Les Chefs d’Etat et de gouvernement de l’Union Africaine (UA) ont abordé lors de leur 39è sommet organisé les 14 et 15 février à Addis-Abeba (Ethiopie) sous le thème central : « Assurer la disponibilité durable de l’eau et des systèmes d’assainissement sûrs pour atteindre les objectifs de l’Agenda 2063 », les défis et perspectives de développement et de stabilité en Afrique, ainsi que la promotion de l’unité continentale afin de renforcer le rôle de l’Afrique dans le contexte multilatéral mondial au sens large.

En tant qu’organe décisionnel suprême de l’UA, cette Conférence au Sommet a également permis d’examiner « les réalisations et les lacunes» constatées dans le cadre du 2è « Plan décennal de mise en œuvre du Programme de développement continental de l’UA sur 50 ans, l’Agenda 2063, Programme qui couvre la période 2024-2033 ».

Le Président de la Commission de l’UA, Mahmoud Ali Youssouf a évoqué à cette occasion, « certaines préoccupations majeures auxquelles l’Afrique est actuellement confrontée », citant entre autres, « l’incapacité du continent à faire face aux menaces qui pèsent sur la paix et la sécurité dans différentes régions, les incertitudes géopolitiques et la polarisation mondiale avec la montée de l’unilatéralisme et du protectionnisme, la résurgence des changements anticonstitutionnels de Gouvernement, les déficits financiers et de gouvernance, ainsi que le changement climatique ».

Nouveau Président en exercice de l’UA sur 2026, le Chef de l’Etat du Burundi, Evariste Ndayishimiye s’est engagé à renforcer « le positionnement mondial de l’Afrique en vue de construire un monde plus juste, plus équilibré et plus inclusif à une époque marquée par des défis sécuritaires incessants, la montée de l’unilatéralisme, des tensions économiques croissantes et les effets néfastes du changement climatique ».

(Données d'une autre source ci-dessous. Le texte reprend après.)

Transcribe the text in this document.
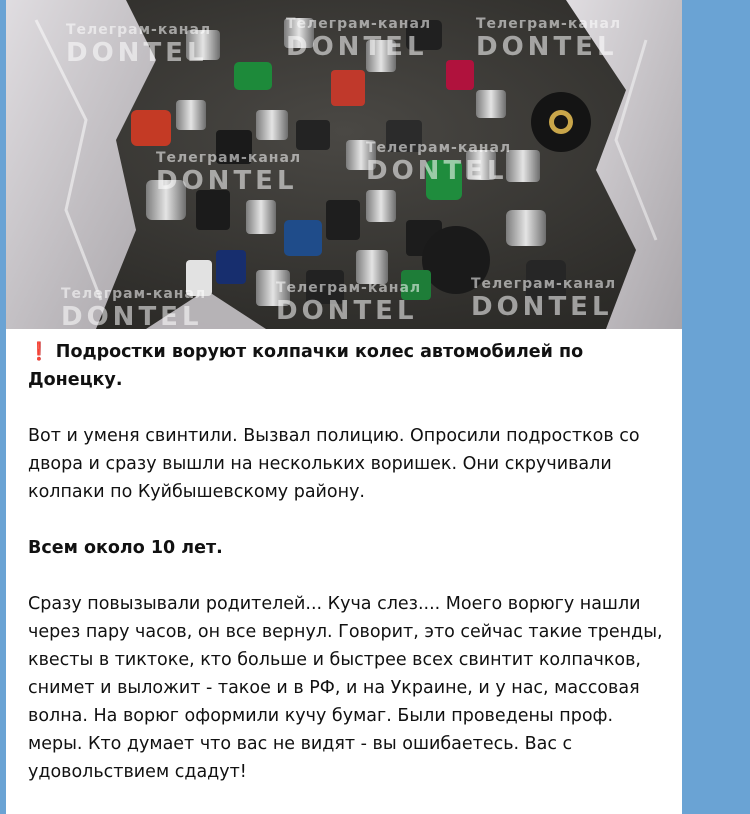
Телеграм-канал
DONTEL
Телеграм-канал
DONTEL
Телеграм-канал
DONTEL
Телеграм-канал
DONTEL
Телеграм-канал
DONTEL
Телеграм-канал
DONTEL
Телеграм-канал
DONTEL
Телеграм-канал
DONTEL

❗ Подростки воруют колпачки колес автомобилей по Донецку.

Вот и уменя свинтили. Вызвал полицию. Опросили подростков со двора и сразу вышли на нескольких воришек. Они скручивали колпаки по Куйбышевскому району.

Всем около 10 лет.

Сразу повызывали родителей... Куча слез.... Моего ворюгу нашли через пару часов, он все вернул. Говорит, это сейчас такие тренды, квесты в тиктоке, кто больше и быстрее всех свинтит колпачков, снимет и выложит - такое и в РФ, и на Украине, и у нас, массовая волна. На ворюг оформили кучу бумаг. Были проведены проф. меры. Кто думает что вас не видят - вы ошибаетесь. Вас с удовольствием сдадут!
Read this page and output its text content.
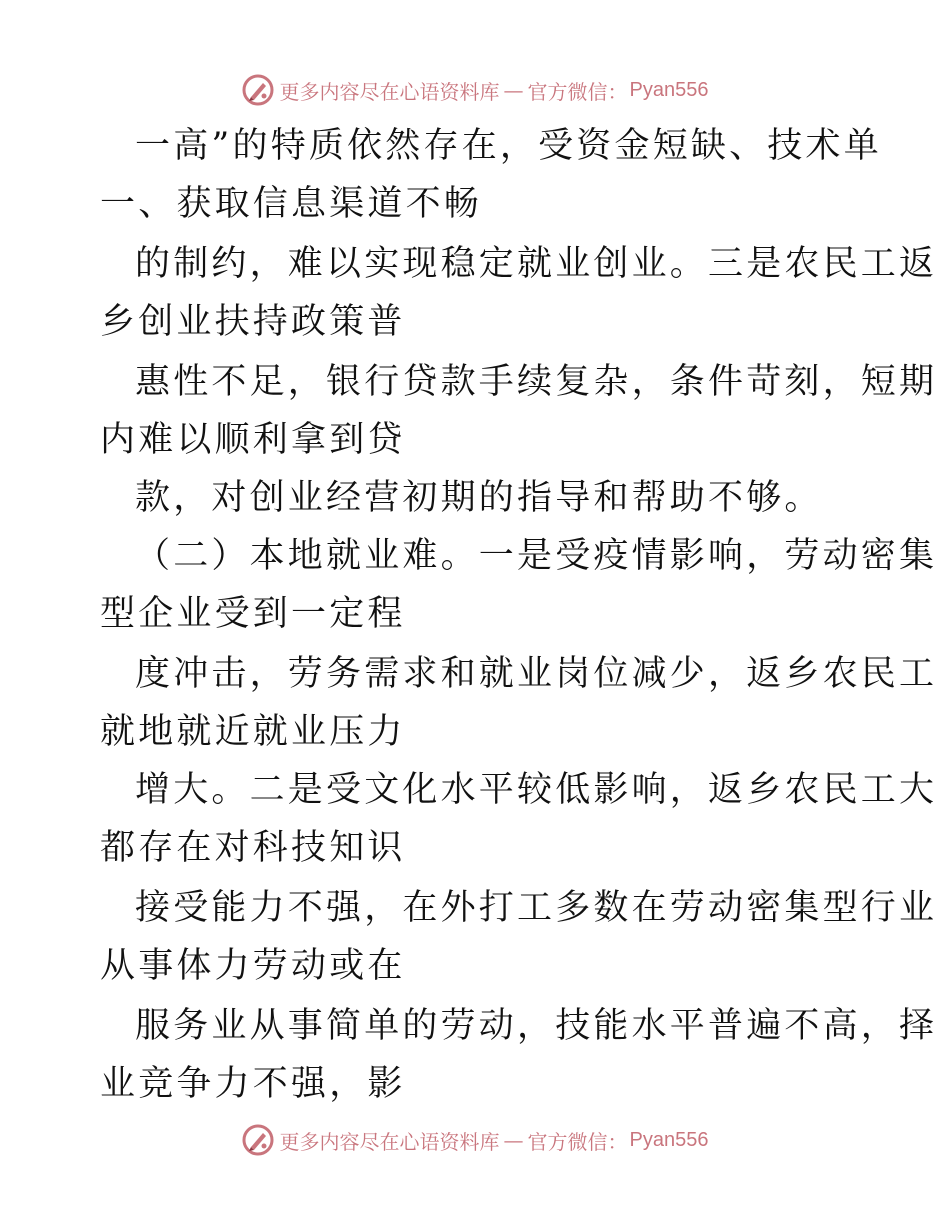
更多内容尽在心语资料库 — 官方微信： Pyan556
一高”的特质依然存在，受资金短缺、技术单
一、获取信息渠道不畅
的制约，难以实现稳定就业创业。三是农民工返
乡创业扶持政策普
惠性不足，银行贷款手续复杂，条件苛刻，短期
内难以顺利拿到贷
款，对创业经营初期的指导和帮助不够。
（二）本地就业难。一是受疫情影响，劳动密集
型企业受到一定程
度冲击，劳务需求和就业岗位减少，返乡农民工
就地就近就业压力
增大。二是受文化水平较低影响，返乡农民工大
都存在对科技知识
接受能力不强，在外打工多数在劳动密集型行业
从事体力劳动或在
服务业从事简单的劳动，技能水平普遍不高，择
业竞争力不强，影
更多内容尽在心语资料库 — 官方微信： Pyan556
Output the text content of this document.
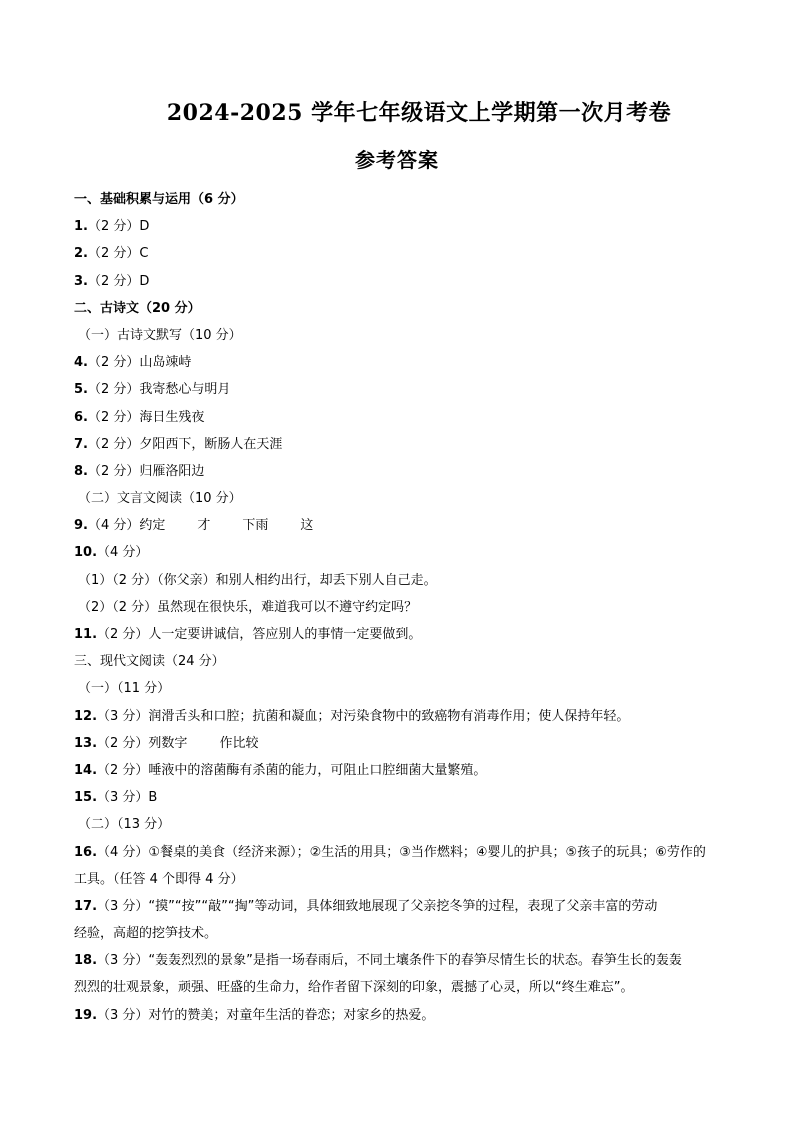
2024-2025 学年七年级语文上学期第一次月考卷
参考答案
一、基础积累与运用（6 分）
1.（2 分）D
2.（2 分）C
3.（2 分）D
二、古诗文（20 分）
（一）古诗文默写（10 分）
4.（2 分）山岛竦峙
5.（2 分）我寄愁心与明月
6.（2 分）海日生残夜
7.（2 分）夕阳西下，断肠人在天涯
8.（2 分）归雁洛阳边
（二）文言文阅读（10 分）
9.（4 分）约定 才 下雨 这
10.（4 分）
（1）（2 分）（你父亲）和别人相约出行，却丢下别人自己走。
（2）（2 分）虽然现在很快乐，难道我可以不遵守约定吗？
11.（2 分）人一定要讲诚信，答应别人的事情一定要做到。
三、现代文阅读（24 分）
（一）（11 分）
12.（3 分）润滑舌头和口腔；抗菌和凝血；对污染食物中的致癌物有消毒作用；使人保持年轻。
13.（2 分）列数字 作比较
14.（2 分）唾液中的溶菌酶有杀菌的能力，可阻止口腔细菌大量繁殖。
15.（3 分）B
（二）（13 分）
16.（4 分）①餐桌的美食（经济来源）；②生活的用具；③当作燃料；④婴儿的护具；⑤孩子的玩具；⑥劳作的
工具。（任答 4 个即得 4 分）
17.（3 分）“摸”“按”“敲”“掏”等动词，具体细致地展现了父亲挖冬笋的过程，表现了父亲丰富的劳动
经验，高超的挖笋技术。
18.（3 分）“轰轰烈烈的景象”是指一场春雨后，不同土壤条件下的春笋尽情生长的状态。春笋生长的轰轰
烈烈的壮观景象，顽强、旺盛的生命力，给作者留下深刻的印象，震撼了心灵，所以“终生难忘”。
19.（3 分）对竹的赞美；对童年生活的眷恋；对家乡的热爱。
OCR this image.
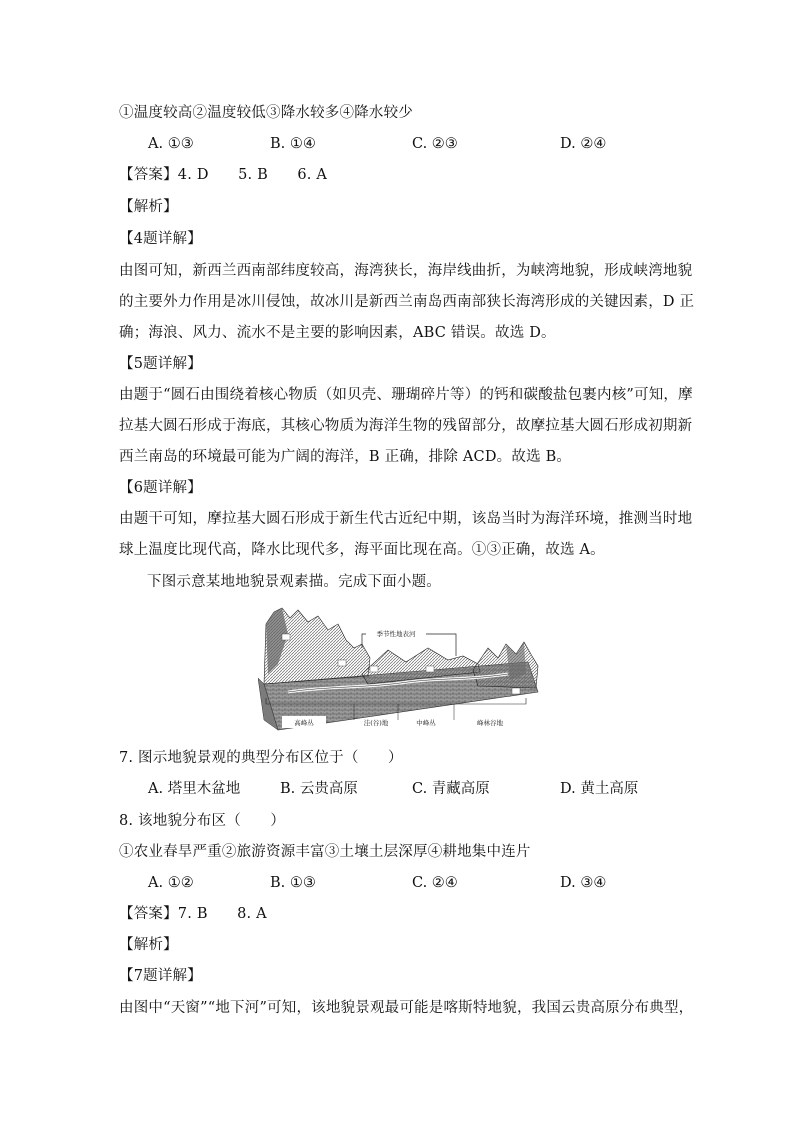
①温度较高②温度较低③降水较多④降水较少
A. ①③	B. ①④	C. ②③	D. ②④
【答案】4. D　　5. B　　6. A
【解析】
【4题详解】
由图可知，新西兰西南部纬度较高，海湾狭长，海岸线曲折，为峡湾地貌，形成峡湾地貌
的主要外力作用是冰川侵蚀，故冰川是新西兰南岛西南部狭长海湾形成的关键因素，D 正
确；海浪、风力、流水不是主要的影响因素，ABC 错误。故选 D。
【5题详解】
由题于“圆石由围绕着核心物质（如贝壳、珊瑚碎片等）的钙和碳酸盐包裹内核”可知，摩
拉基大圆石形成于海底，其核心物质为海洋生物的残留部分，故摩拉基大圆石形成初期新
西兰南岛的环境最可能为广阔的海洋，B 正确，排除 ACD。故选 B。
【6题详解】
由题干可知，摩拉基大圆石形成于新生代古近纪中期，该岛当时为海洋环境，推测当时地
球上温度比现代高，降水比现代多，海平面比现在高。①③正确，故选 A。
下图示意某地地貌景观素描。完成下面小题。
季节性地表河
高峰丛	洼(谷)地	中峰丛	峰林谷地
7. 图示地貌景观的典型分布区位于（　　）
A. 塔里木盆地	B. 云贵高原	C. 青藏高原	D. 黄土高原
8. 该地貌分布区（　　）
①农业春旱严重②旅游资源丰富③土壤土层深厚④耕地集中连片
A. ①②	B. ①③	C. ②④	D. ③④
【答案】7. B　　8. A
【解析】
【7题详解】
由图中“天窗”“地下河”可知，该地貌景观最可能是喀斯特地貌，我国云贵高原分布典型，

Dans son « Rapport complet sur les réalisations et les activités menées au cours de sa Présidence de l’UA en 2025 », le président angolais, Joao Lourenço a souligné les progrès accomplis dans la « mise en œuvre de l’Agenda 2063, la mobilisation d’investissements pour les infrastructures, le renforcement de l’intégration continentale grâce à la ZLECAF (Zone de libre-échange continentale africaine), et l’amélioration de l’efficacité institutionnelle de l’UA ».

Pour relever les défis actuels de l’Afrique et réaliser les ambitions de développement du continent, Ali Youssouf a recommandé aux dirigeants africains « d’accélérer l’industrialisation de l’Afrique, de transformer le secteur agricole en tant que pilier des économies et des moyens de subsistance, d’exploiter le potentiel énergétique de l’Afrique et de développer des infrastructures hautement performantes ».